Я снова говорю Биллу Бассету, чтобы он спрятал свои деньги в карман. Я никогда не разделял того уважения к краже со взломом, которое питают к ней некоторые. Я никогда не брал с людей деньги даром, всегда давал им что-нибудь взамен — маленький пустячный сувенир, хотя бы для того, чтобы научить их не попадаться вторично.
Альфред Э. Рикс снова кланяется в ноги Биллу Бассету и желает нам счастливо оставаться. Он говорит, что достанет на какой-нибудь ферме лошадей и доедет до следующей станции, а оттуда поездом в Денвер. Прямо дышать стало легче, когда этот жалкий червяк, наконец, уполз. Не человек, а позор для всякой индустриальной профессии. К чему привели все его грандиозные планы и шикарные конторы? Не мог даже честно заработать себе на хлеб, оказался в долгу у незнакомого и, может быть, беспринципного громилы! Я был рад, что он уходит, хотя мне было жаль его немного, так как я знал, что он человек конченый. Что может сделать такой человек, не имея для начала больших капиталов?

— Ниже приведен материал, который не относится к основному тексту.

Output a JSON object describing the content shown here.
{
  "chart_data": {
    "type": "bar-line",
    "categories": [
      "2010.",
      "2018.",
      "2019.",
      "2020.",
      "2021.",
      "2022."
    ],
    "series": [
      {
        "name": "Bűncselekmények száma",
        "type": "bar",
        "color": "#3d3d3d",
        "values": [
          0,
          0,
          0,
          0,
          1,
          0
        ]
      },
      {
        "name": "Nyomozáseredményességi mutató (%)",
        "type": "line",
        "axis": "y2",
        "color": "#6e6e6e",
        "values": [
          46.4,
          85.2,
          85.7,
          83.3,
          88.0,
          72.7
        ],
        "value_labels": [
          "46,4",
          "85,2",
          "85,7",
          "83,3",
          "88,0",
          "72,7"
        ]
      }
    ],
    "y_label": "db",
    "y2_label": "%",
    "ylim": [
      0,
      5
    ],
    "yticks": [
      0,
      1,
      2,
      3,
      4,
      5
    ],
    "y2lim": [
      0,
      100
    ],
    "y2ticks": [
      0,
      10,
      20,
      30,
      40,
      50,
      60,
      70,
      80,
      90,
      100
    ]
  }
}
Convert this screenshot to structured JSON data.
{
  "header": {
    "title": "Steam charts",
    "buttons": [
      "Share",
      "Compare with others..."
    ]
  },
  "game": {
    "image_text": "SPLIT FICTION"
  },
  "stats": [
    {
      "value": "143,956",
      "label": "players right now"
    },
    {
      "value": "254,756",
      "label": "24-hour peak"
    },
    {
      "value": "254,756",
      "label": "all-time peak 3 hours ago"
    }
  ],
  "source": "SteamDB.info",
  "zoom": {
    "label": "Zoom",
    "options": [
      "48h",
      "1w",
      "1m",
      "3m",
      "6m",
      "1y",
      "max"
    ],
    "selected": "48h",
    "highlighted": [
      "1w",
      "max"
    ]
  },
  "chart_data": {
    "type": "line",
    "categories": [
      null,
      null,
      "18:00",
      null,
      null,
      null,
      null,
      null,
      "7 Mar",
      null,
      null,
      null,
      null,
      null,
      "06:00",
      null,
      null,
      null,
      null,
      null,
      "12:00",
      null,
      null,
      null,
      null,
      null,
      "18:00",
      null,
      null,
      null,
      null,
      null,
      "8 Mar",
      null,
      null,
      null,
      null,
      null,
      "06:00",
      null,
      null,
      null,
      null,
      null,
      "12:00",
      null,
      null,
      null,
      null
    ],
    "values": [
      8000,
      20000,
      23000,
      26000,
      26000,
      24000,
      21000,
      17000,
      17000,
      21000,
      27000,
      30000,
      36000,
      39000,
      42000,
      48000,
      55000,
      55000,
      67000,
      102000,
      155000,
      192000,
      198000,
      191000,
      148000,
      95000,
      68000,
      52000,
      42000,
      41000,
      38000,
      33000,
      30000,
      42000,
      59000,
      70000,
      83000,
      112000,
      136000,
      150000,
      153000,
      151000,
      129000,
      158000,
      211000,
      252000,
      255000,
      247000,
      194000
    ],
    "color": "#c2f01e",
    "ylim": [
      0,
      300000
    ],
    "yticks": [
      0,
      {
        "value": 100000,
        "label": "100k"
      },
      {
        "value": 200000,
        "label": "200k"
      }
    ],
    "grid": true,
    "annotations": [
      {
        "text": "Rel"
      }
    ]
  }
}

Он был беспомощен, как черепаха, опрокинутая на спину. У него не хватило бы хитрости выманить грошовый грифель у маленькой девочки.
Когда я остался с Биллом Бассетом наедине, мне пришла в голову одна комбинация, заключавшая в себе маленькую торговую тайну. Я подумал: покажу я этому громиле, какая разница между трудом и бизнесом. Очень он задел мою профессиональную честь.